Au printemps 2019, des milliers de Québécois ont vu l'eau franchir des seuils qu'on croyait sûrs. Une question revenait : pourquoi ici, et pas la maison d'à côté ? La réponse tient souvent à quelques dizaines de centimètres de terrain — exactement l'échelle que le LiDAR sait mesurer, et que les anciennes cartes ignoraient.
La cartographie des zones inondables repose sur une évidence géométrique : l'eau remplit les creux. Pour savoir jusqu'où elle s'étend à un niveau donné, il faut connaître le relief avec finesse. Un modèle de terrain grossier lisse les berges, gomme les digues naturelles, efface les cuvettes ; il se trompe donc là où l'enjeu est le plus fort. Le MNT LiDAR à 1 mètre a changé la donne.
Pourquoi la résolution décide de tout
Le long d'une rivière, la limite d'inondation peut se jouer sur un talus de cinquante centimètres. Un modèle à 10 ou 20 m de résolution ne « voit » pas ce talus ; il moyenne le terrain et place la limite au mauvais endroit — parfois de plusieurs dizaines de mètres, soit des rangées entières de bâtiments. À 1 m, la microtopographie qui gouverne réellement l'écoulement est présente dans la donnée.

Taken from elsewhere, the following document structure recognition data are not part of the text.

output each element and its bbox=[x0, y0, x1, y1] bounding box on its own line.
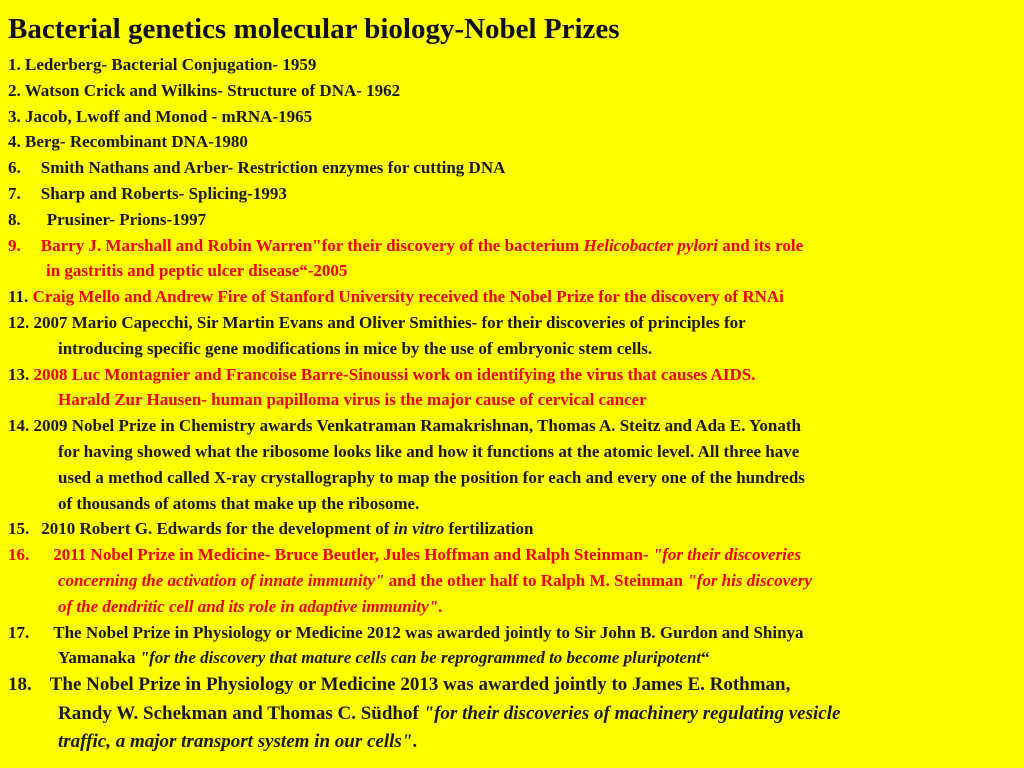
item-text-italic: Helicobacter pylori bbox=[583, 235, 719, 255]
item-text: 2007 Mario Capecchi, Sir Martin Evans and Oliver Smithies- for their discoveries of principles for bbox=[33, 312, 746, 332]
item-text: of thousands of atoms that make up the ribosome. bbox=[58, 493, 420, 513]
list-item-2 bbox=[8, 78, 1014, 104]
item-text-b: and its role bbox=[718, 235, 804, 255]
item-text: Lederberg- Bacterial Conjugation- 1959 bbox=[25, 55, 317, 74]
item-number: 7. bbox=[8, 183, 21, 203]
list-item-9-cont bbox=[8, 258, 1014, 284]
list-item-13-cont bbox=[8, 387, 1014, 413]
item-number: 8. bbox=[8, 209, 21, 229]
item-number: 16. bbox=[8, 545, 30, 565]
list-item-16-cont-1 bbox=[8, 568, 1014, 594]
list-item-14 bbox=[8, 413, 1014, 439]
item-text-b: fertilization bbox=[444, 519, 534, 539]
list-item-7 bbox=[8, 181, 1014, 207]
item-text: Prusiner- Prions-1997 bbox=[46, 209, 207, 229]
list-item-13 bbox=[8, 362, 1014, 388]
item-number: 12. bbox=[8, 312, 30, 332]
item-number: 14. bbox=[8, 416, 30, 436]
list-item-8 bbox=[8, 207, 1014, 233]
list-item-14-cont-1 bbox=[8, 439, 1014, 465]
item-text-italic-2: "for his discovery bbox=[687, 570, 812, 590]
slide-title: Bacterial genetics molecular biology-Nobel Prizes bbox=[8, 13, 620, 45]
list-item-18-cont-2 bbox=[8, 728, 1014, 756]
item-text-b: “ bbox=[701, 648, 710, 668]
item-number: 13. bbox=[8, 364, 30, 384]
list-item-17 bbox=[8, 620, 1014, 646]
list-item-18-cont-1 bbox=[8, 700, 1014, 728]
item-number: 3. bbox=[8, 106, 21, 126]
item-number: 1. bbox=[8, 55, 21, 74]
item-text-a: Barry J. Marshall and Robin Warren"for their discovery of the bacterium bbox=[40, 235, 584, 255]
item-text-italic: concerning the activation of innate immunity" bbox=[58, 570, 385, 590]
item-number: 9. bbox=[8, 235, 21, 255]
list-item-12 bbox=[8, 310, 1014, 336]
list-item-1 bbox=[8, 52, 1014, 78]
item-text: 2008 Luc Montagnier and Francoise Barre-Sinoussi work on identifying the virus that causes AIDS. bbox=[33, 364, 756, 384]
item-text-a: Yamanaka bbox=[58, 648, 140, 668]
item-text-b: and the other half to Ralph M. Steinman bbox=[384, 570, 688, 590]
item-text: in gastritis and peptic ulcer disease“-2005 bbox=[46, 261, 348, 281]
list-item-4 bbox=[8, 129, 1014, 155]
item-text-italic: of the dendritic cell and its role in adaptive immunity" bbox=[58, 596, 439, 616]
list-item-15 bbox=[8, 516, 1014, 542]
item-text: The Nobel Prize in Physiology or Medicine 2013 was awarded jointly to James E. Rothman, bbox=[49, 674, 791, 696]
list-item-9 bbox=[8, 233, 1014, 259]
item-text: Berg- Recombinant DNA-1980 bbox=[25, 132, 248, 152]
item-number: 6. bbox=[8, 158, 21, 178]
list-item-12-cont bbox=[8, 336, 1014, 362]
list-item-16 bbox=[8, 542, 1014, 568]
prize-list bbox=[8, 52, 1014, 756]
item-text: Sharp and Roberts- Splicing-1993 bbox=[40, 183, 287, 203]
item-text: Harald Zur Hausen- human papilloma virus is the major cause of cervical cancer bbox=[58, 390, 647, 410]
item-text-italic: in vitro bbox=[393, 519, 445, 539]
item-number: 4. bbox=[8, 132, 21, 152]
item-text: Smith Nathans and Arber- Restriction enzymes for cutting DNA bbox=[40, 158, 506, 178]
list-item-14-cont-3 bbox=[8, 491, 1014, 517]
item-text: Watson Crick and Wilkins- Structure of DNA- 1962 bbox=[24, 80, 401, 100]
item-text-a: Randy W. Schekman and Thomas C. Südhof bbox=[58, 702, 424, 724]
item-text: introducing specific gene modifications in mice by the use of embryonic stem cells. bbox=[58, 338, 653, 358]
list-item-18 bbox=[8, 671, 1014, 699]
list-item-3 bbox=[8, 104, 1014, 130]
item-text-italic: "for the discovery that mature cells can be reprogrammed to become pluripotent bbox=[139, 648, 702, 668]
list-item-16-cont-2 bbox=[8, 594, 1014, 620]
item-text: for having showed what the ribosome looks like and how it functions at the atomic level. All three have bbox=[58, 441, 800, 461]
item-text-a: 2011 Nobel Prize in Medicine- Bruce Beutler, Jules Hoffman and Ralph Steinman- bbox=[53, 545, 653, 565]
item-text-a: 2010 Robert G. Edwards for the development of bbox=[41, 519, 394, 539]
item-text-b: . bbox=[438, 596, 443, 616]
item-text: The Nobel Prize in Physiology or Medicine 2012 was awarded jointly to Sir John B. Gurdon and Shinya bbox=[53, 622, 804, 642]
item-number: 17. bbox=[8, 622, 30, 642]
item-text: Craig Mello and Andrew Fire of Stanford University received the Nobel Prize for the discovery of RNAi bbox=[32, 287, 784, 307]
item-text: 2009 Nobel Prize in Chemistry awards Venkatraman Ramakrishnan, Thomas A. Steitz and Ada E. Yonath bbox=[33, 416, 801, 436]
item-text-italic: traffic, a major transport system in our cells" bbox=[58, 730, 413, 752]
item-number: 11. bbox=[8, 287, 29, 307]
list-item-6 bbox=[8, 155, 1014, 181]
item-number: 15. bbox=[8, 519, 30, 539]
item-number: 18. bbox=[8, 674, 32, 696]
item-text-italic: "for their discoveries bbox=[652, 545, 802, 565]
item-number: 2. bbox=[8, 80, 21, 100]
item-text: Jacob, Lwoff and Monod - mRNA-1965 bbox=[25, 106, 313, 126]
list-item-11 bbox=[8, 284, 1014, 310]
item-text-italic: "for their discoveries of machinery regulating vesicle bbox=[423, 702, 841, 724]
item-text-b: . bbox=[412, 730, 418, 752]
item-text: used a method called X-ray crystallography to map the position for each and every one of the hundreds bbox=[58, 467, 805, 487]
list-item-17-cont bbox=[8, 645, 1014, 671]
list-item-14-cont-2 bbox=[8, 465, 1014, 491]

Une carte d'inondation ne vaut pas mieux que le relief sur lequel elle est calculée. C'est pourquoi le LiDAR est la première brique, avant même l'hydrologie.
Deux grandes approches
La modélisation hydraulique. C'est la méthode de référence pour les cartes réglementaires. On combine le MNT, des débits statistiques (la fameuse crue de récurrence 100 ans, par exemple) et les lois de l'écoulement pour simuler la hauteur et l'étendue de l'eau. Le relief LiDAR fournit la géométrie du lit et des berges ; la qualité du modèle en dépend directement.
Les approches fondées sur le terrain seul. Plus rapides, elles exploitent la seule forme du relief. L'indice HAND (Height Above Nearest Drainage) calcule, pour chaque point, sa hauteur au-dessus du cours d'eau le plus proche en suivant l'écoulement. Les zones basses et proches du réseau ressortent comme les plus exposées. Ce n'est pas une simulation physique complète, mais un excellent moyen de dépister rapidement les secteurs à risque sur de grands territoires.
Ce que le relief révèle à l'œil nu
Même sans modèle, un bon MNT raconte l'histoire hydrologique d'un lieu : méandres abandonnés, anciennes plaines alluviales, cuvettes fermées, remblais qui bloquent un écoulement naturel. Beaucoup de risques deviennent lisibles simplement en regardant le terrain sous le bon angle — ce que permet un ombrage ou une vue 3D.
Cette lecture du relief rejoint d'autres aléas liés à l'eau, notamment l'érosion des berges et les glissements de terrain, souvent concentrés le long des mêmes cours d'eau.
Lire un fond de vallée
Survolez une rivière du Québec et inclinez la vue : les terrasses, les basses terres et les ruptures de pente qui gouvernent une crue apparaissent en volume. Un aperçu de la matière première du cartographe du risque.
Explorer un fond de vallée →Une donnée d'aide à la compréhension, pas une carte officielle
Il faut être clair : visualiser le relief n'équivaut pas à consulter une carte réglementaire des zones inondables. Les zonages officiels intègrent l'hydrologie, l'historique des crues, des relevés de terrain et un cadre juridique que Québec 3D ne reproduit pas. Cet outil aide à comprendre pourquoi un secteur est vulnérable ; il ne remplace ni les cartes officielles ni l'avis des autorités compétentes. Nos termes de service le précisent.
Ce qu'il faut retenir
Face à l'inondation, le premier facteur n'est pas la pluie mais la forme du sol. En mesurant cette forme au centimètre près et au mètre de résolution, le LiDAR a donné aux hydrologues et aux aménagistes une base enfin à la hauteur de l'enjeu. Comprendre où va l'eau commence par bien voir le terrain — et ce terrain, désormais, est ouvert à tous.